If you were to ask somebody to envision the first thing that comes to mind when they think of construction, they’ll likely see a tonka truck-esque lineup involving backhoes, excavators, scissor lifts, and bulldozers. Heavy equipment is present on nearly every jobsite in the world, and whether your company owns or rents it, equipment can cause major cost overruns on any given project. There are many reasons for construction schedule delays and extra charges, but some of the most common mistakes involving equipment are simpler to avoid than you may think.
Three Common Construction Equipment Management Mistakes
1. Idle equipment
Often times, equipment can waste money on construction projects without even being turned on. When heavy equipment sits idle on jobsites, the cost per day of renting that piece of equipment is sunk. If a company owns their equipment and it’s going unused on a project, it could likely be utilized on a different one—which can ultimately delay projects and cause budget errors. Every second that an item of equipment is left sitting onsite is money being thrown in the trash.
Why does equipment go unused for weeks or even months at a time? Usually, it comes down to poor budget management, disorganized (or lack of) reporting, or last-minute change orders. When an item of equipment arrives onsite for a particular task and a change order delays that task, the rental cost has to be taken into account. In addition, if there is no written record of equipment location or usage, there’s no way for you to know whether or not a piece of equipment should be moved to another jobsite.
2. Mistimed maintenance
Just like any piece of machinery, heavy construction equipment requires regular maintenance to run properly. When maintenance is forgotten or mistimed, it can affect the equipment’s performance and shorten its lifespan. Neglect also turns small mechanical issues into bigger ones, often resulting in higher costs for larger fixes or replacements. If a machine is needed on a jobsite but hasn't had proper maintenance in time, the entire project can be held up.
Without proper usage documentation, it’s difficult to keep track of maintenance schedules and equipment care can easily fall by the wayside. The double-whammy of additional costs that come from mistimed maintenance ultimately hits a project’s overall productivity and profitability.
3. Contract disputes
Equipment lease agreements are contracts that outline the details of the rental. This document generally covers the basics: the length of the rental period, the costs, what type and how much equipment will be rented, etc. These contracts are designed to protect both the lessor and the lessee, and for construction firms especially, these contracts can make or break the financial success of a build. When there are clauses about usage or damage included in the agreement it’s clear which party is responsible, but in the case that issues not in the contract arise, you may find yourself in trouble.

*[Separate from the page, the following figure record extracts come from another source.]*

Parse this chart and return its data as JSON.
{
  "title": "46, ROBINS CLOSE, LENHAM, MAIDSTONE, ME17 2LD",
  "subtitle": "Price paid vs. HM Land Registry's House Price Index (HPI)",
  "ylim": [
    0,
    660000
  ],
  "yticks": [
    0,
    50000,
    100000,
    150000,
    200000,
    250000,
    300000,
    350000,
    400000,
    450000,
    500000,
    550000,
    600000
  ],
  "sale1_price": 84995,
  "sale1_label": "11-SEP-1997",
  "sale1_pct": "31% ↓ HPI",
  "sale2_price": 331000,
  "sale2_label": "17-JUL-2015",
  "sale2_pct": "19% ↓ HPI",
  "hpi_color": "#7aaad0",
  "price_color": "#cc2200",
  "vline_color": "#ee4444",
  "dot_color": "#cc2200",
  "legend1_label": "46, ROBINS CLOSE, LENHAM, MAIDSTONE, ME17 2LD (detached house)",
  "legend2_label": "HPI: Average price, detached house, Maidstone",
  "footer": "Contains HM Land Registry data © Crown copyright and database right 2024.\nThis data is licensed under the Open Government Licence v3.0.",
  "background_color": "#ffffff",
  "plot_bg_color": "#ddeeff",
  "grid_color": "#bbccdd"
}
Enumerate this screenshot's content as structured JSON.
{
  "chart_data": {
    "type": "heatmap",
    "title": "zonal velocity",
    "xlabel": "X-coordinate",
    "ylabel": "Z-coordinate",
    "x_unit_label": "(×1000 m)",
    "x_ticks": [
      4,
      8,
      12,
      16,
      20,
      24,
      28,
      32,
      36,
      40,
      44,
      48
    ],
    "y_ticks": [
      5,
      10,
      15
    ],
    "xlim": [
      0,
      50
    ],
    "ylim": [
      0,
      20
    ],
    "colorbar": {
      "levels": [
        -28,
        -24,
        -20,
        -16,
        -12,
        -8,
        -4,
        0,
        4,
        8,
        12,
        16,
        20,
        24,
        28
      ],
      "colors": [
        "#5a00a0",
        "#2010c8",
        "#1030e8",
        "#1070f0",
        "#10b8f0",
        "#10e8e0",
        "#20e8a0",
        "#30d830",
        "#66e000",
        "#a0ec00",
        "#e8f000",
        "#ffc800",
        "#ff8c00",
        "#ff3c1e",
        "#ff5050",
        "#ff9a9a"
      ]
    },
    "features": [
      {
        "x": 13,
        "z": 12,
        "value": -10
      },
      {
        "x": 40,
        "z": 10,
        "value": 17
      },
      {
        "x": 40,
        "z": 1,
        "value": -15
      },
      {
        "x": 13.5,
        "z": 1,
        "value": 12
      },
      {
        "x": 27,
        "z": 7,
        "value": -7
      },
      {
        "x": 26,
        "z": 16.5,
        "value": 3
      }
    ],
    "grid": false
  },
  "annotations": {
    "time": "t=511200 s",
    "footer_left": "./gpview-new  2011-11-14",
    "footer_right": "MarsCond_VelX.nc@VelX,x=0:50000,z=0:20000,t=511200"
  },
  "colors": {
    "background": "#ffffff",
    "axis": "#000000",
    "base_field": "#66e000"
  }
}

This presents another reason why daily equipment reports are so crucial to the success of a project. If a dispute between a rental supplier and construction firm arises down the line—and there’s no proof that the firm followed the contract as written—they have no ground to stand on.
Construction equipment software-the missing puzzle piece
Although these three issues come from different roots, they all circle back to the same missing piece: data. When you don’t utilize an organized, efficient system for recording owned and rented equipment usage and location information, important data may slip through the cracks. Whether you write equipment reports on paper, send them via email, or don’t create reports at all, you are creating room for error that can be avoided by implementing construction equipment management software.
By utilizing software to keep track of equipment usage and location, you’re able to make sure that no equipment goes unused and you’ll know when maintenance is needed. When production information is logged in an easily accessible record, you can quickly assess whether or not a piece of equipment is wasting money. Thoroughly recorded data and photo logs help you maintain a clear record of usage, and can be compared to a rental agreement in case of a dispute with a supplier.
With the right tools, tracking production and equipment is simple and painless, allowing you to focus on keeping your projects running smoothly.